|Funding for:||UK Students, EU Students|
|Funding amount:||From £15,609|
|Placed On:||21st October 2021|
|Closes:||10th January 2022|
Location: Streatham Campus - Exeter
Extreme rainfall events that cause flooding are often caused by atmospheric fronts (Catto and Pfahl 2013). For example, the flooding associated with Storm Desmond in December 2015, which, along with the subsequent storm Eva, caused economic losses estimated between £1.3 and £5.8 billion, was from the rain that fell along the storm’s front (Matthews et al 2018). Predicting the location of fronts and their intense rainfall can present a challenge in weather forecasting, resulting in difficulties giving accurate weather warnings.
Understanding the characteristics of high impact fronts and their dynamical precursors in observations can help to improve these predictions and future projections. In this project, the goal will be to develop greater understanding of high impact fronts, to then apply this understanding to evaluate both ensemble weather forecasts and climate projections of extreme precipitation events associated with fronts.
Project Aims and Methods:
The aims of this project will be to understand the lifecycle and dynamical and thermodynamic characteristics of fronts that contribute to extreme precipitation events in observations. Further, the methods developed will be applied to the Unified Model (UM) Climate Model, and the Numerical Weather Prediction model (specifically the Met Office Global and Regional Ensemble Prediction System – MOGREPS) in order to understand how well the models can represent these features.

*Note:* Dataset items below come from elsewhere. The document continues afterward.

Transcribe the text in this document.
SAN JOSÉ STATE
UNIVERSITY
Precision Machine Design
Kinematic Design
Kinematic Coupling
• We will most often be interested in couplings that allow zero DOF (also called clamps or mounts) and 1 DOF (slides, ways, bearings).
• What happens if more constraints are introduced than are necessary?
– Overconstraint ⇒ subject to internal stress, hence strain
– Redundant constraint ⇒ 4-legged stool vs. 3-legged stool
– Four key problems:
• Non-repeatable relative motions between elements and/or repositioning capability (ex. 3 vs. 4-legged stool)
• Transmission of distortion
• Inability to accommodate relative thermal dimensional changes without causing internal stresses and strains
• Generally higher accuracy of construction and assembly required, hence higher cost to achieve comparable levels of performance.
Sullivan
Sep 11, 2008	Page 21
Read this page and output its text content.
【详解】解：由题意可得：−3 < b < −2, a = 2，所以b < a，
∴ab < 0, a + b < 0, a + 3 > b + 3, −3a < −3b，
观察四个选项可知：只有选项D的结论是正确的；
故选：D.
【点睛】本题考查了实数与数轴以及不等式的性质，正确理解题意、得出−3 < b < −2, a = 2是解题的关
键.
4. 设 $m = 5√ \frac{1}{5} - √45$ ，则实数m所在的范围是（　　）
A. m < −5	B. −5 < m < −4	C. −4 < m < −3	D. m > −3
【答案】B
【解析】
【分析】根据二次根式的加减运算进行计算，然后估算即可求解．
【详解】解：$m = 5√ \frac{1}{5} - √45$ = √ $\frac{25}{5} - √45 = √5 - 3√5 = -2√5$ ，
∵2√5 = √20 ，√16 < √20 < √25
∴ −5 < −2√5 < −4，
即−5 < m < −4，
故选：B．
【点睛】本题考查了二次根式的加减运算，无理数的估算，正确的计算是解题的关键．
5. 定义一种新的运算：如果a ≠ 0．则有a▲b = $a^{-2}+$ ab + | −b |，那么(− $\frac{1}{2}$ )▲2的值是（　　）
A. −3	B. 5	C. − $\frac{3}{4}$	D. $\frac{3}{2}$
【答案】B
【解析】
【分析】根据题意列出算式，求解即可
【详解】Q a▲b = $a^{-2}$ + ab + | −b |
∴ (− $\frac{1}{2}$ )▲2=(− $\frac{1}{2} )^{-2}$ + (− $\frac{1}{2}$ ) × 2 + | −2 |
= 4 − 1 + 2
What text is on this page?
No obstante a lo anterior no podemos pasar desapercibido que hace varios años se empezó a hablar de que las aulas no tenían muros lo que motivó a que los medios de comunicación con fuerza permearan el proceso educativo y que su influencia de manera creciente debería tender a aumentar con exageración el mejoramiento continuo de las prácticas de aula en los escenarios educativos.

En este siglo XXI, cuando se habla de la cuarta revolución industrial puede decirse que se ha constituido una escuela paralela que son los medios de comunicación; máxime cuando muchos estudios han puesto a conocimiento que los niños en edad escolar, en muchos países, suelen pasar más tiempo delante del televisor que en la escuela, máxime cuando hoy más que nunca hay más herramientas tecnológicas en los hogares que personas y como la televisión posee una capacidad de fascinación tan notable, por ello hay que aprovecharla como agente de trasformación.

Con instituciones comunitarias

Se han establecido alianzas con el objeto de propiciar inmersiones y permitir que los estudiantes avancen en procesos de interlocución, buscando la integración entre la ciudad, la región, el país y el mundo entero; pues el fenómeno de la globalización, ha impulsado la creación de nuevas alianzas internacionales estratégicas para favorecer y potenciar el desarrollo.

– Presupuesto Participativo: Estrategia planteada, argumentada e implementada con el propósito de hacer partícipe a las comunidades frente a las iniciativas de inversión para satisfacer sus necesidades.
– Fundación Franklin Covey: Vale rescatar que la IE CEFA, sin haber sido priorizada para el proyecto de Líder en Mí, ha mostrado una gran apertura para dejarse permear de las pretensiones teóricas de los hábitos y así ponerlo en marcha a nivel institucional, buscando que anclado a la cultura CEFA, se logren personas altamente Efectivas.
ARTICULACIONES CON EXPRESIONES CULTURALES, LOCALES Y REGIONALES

Errors in frontal structure identified in the climate model may be able to provide insight into the causes of errors in the Met Office’s weather forecasts. We will investigate whether the systems that are simulated poorly in the climate model responsible for causing the largest uncertainty in the ensemble forecasts? Answering this may directly contribute to improving the representation of fronts in the models, and therefore the Met Office’s weather and climate forecasts, as well as improving their weather warnings.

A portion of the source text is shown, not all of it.